Es importante precisar que las medidas más eficaces para lograr racionalizar el uso de los vehículos hoy recaen en el campo del gobierno federal. Por ejemplo, el impuesto a los combustibles sólo lo puede fijar la Secretaría de Hacienda. Sería ideal que el Congreso federal cambiara esta situación y permitiera a los gobiernos estatales establecer impuestos locales a los combustibles. Otro ejemplo, son los estándares para mejores tecnologías en vehículos ligeros y pesados, que están en la cancha de la SEMARNAT, los cuales se estima que podrían reducir las emisiones de los vehículos nuevos (con la tecnología actual) en alrededor de 80%.[4] Por último, la distribución de combustibles más limpios en todo el país y el retiro gradual de los combustibles sucios, harían viable la introducción de las tecnologías limpias de los vehículos.
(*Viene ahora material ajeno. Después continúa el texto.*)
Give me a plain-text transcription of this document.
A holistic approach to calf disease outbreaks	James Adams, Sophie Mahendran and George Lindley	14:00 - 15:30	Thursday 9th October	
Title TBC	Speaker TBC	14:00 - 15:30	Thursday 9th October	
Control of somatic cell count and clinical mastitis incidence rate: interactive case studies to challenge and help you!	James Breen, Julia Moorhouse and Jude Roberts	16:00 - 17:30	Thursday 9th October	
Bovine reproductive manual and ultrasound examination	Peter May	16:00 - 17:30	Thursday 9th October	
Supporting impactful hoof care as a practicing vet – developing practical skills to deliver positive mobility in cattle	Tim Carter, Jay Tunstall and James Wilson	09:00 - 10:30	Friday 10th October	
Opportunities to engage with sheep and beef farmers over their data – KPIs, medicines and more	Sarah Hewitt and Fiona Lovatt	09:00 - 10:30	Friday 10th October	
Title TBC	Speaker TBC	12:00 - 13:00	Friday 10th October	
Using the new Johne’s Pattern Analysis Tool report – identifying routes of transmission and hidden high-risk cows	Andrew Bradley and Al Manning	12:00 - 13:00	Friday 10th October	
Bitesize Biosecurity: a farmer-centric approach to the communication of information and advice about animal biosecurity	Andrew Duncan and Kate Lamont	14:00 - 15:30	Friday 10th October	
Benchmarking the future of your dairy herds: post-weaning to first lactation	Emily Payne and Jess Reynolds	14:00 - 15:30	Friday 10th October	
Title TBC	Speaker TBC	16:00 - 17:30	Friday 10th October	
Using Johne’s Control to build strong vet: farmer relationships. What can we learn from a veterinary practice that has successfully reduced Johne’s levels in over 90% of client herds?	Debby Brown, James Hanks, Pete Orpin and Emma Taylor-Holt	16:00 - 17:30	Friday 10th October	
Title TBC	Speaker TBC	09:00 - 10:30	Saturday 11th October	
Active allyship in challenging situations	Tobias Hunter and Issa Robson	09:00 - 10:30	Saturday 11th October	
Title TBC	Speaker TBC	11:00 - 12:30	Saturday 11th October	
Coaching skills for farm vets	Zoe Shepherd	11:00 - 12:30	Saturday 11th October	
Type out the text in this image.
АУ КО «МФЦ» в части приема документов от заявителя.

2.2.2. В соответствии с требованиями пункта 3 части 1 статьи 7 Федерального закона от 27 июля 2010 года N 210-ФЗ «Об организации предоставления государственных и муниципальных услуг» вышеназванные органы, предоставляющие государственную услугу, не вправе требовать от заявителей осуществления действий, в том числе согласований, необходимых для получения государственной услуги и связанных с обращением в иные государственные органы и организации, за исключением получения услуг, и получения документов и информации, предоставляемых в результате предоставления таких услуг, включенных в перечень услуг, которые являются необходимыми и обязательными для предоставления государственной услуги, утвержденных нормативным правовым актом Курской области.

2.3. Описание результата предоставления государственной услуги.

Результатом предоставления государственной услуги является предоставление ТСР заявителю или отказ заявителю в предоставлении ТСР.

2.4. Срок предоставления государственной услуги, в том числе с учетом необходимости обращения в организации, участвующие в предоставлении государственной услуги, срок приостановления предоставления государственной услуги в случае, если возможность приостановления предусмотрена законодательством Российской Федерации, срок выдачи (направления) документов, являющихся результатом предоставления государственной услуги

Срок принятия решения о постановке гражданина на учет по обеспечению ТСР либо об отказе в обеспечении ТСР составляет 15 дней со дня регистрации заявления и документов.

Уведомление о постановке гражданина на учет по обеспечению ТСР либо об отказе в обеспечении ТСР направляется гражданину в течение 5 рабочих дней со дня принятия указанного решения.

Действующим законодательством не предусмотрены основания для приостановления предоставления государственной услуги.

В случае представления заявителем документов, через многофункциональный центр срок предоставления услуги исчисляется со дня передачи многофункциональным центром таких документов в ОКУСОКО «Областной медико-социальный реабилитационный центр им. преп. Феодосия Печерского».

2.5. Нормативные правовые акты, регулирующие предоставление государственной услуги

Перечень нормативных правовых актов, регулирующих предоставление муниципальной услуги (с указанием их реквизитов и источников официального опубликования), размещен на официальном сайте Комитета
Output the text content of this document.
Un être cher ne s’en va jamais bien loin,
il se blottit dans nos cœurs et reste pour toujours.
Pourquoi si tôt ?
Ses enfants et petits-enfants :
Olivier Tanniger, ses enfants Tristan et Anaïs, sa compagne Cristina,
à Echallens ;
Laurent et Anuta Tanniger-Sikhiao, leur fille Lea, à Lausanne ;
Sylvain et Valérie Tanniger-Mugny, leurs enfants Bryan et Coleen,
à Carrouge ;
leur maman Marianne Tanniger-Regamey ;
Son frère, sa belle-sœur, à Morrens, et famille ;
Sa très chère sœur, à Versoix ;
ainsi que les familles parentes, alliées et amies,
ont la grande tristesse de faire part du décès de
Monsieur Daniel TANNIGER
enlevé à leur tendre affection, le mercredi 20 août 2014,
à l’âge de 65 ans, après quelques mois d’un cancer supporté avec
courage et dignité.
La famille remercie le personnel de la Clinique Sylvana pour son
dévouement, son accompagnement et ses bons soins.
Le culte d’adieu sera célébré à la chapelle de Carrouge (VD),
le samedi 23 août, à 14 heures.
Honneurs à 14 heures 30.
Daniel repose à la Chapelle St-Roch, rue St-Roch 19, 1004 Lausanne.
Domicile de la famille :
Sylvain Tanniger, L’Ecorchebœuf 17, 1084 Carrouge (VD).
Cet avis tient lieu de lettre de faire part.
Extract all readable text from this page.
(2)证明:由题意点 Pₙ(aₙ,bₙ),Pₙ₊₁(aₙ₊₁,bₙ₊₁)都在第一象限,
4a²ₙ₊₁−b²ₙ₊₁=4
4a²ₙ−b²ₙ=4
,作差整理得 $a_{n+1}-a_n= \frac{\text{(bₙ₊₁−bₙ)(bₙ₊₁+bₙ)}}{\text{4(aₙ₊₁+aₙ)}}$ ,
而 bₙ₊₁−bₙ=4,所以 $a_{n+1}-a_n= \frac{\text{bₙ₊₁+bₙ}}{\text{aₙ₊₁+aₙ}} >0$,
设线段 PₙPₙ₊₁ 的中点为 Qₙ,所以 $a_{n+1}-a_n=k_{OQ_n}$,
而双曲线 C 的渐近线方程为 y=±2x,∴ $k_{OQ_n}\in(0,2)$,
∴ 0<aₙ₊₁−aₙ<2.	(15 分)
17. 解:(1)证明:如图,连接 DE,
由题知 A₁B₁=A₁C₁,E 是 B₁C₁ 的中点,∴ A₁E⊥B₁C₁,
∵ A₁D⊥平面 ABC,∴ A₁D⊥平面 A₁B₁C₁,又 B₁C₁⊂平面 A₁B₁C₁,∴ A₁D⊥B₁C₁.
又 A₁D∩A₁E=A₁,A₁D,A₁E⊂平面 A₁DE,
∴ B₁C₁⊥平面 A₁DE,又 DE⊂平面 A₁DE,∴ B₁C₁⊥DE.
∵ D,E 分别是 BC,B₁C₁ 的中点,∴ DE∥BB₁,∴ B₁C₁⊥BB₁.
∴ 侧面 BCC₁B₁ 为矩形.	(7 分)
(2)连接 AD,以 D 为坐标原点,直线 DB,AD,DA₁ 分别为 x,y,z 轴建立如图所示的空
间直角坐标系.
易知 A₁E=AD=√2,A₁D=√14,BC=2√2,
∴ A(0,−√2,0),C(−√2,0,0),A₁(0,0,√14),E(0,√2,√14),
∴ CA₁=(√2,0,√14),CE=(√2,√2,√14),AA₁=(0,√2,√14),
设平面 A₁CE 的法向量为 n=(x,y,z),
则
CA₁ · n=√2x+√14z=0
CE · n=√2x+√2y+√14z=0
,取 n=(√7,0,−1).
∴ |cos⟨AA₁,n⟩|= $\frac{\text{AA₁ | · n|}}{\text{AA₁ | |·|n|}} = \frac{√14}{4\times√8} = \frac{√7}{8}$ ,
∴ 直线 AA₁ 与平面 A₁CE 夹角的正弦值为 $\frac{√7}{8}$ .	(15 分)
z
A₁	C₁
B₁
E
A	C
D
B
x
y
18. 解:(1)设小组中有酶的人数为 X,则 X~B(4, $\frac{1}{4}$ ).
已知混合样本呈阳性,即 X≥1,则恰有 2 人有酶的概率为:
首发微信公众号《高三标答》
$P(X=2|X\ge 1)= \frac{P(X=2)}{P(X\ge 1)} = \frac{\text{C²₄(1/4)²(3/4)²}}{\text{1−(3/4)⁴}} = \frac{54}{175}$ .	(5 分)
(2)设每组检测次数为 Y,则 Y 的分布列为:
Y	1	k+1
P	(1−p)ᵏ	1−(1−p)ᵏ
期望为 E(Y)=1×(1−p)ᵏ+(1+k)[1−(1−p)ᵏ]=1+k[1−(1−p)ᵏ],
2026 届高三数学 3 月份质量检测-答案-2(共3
Esto depende de PEMEX.

En suma, para mejorar la calidad del aire y controlar los niveles de tráfico de esta ciudad, es fundamental atacar el problema de manera integral. Para ello, es necesario lanzar toda una batería de medidas, como las que aquí se delinean, y que han probado su éxito en otras ciudades del mundo, que (algunas) serían más sencillas de implementar y que son más eficaces para lograr que los automovilistas hagan un uso más racional de sus vehículos. Por supuesto, esto no será una opción equitativa si no se ofrecen verdaderas alternativas de movilidad y transporte público.

[1] A pesar de que en la encuesta levantada por la Secretaría del Medio Ambiente del DF sólo el 4.5% de quienes respondieron pensarían comprarse un vehículo nuevo, esto solo refleja las opiniones de la ciudadanía a 24 años de iniciado el Programa. El mayor impacto en las decisiones de compra de vehículos de los hogares fue casi inmediatamente después de que se anunció que dicho programa sería permanente.
[2] Fuente: Por qué apoyar los parquímetros en Coyoacán
[3] Zacatlán, Chignahuapan y Tlatauquitepec (todos son Pueblos Mágicos).
[4] De acuerdo con un estudio del International Council for Clean Transportation (ICCT) para México.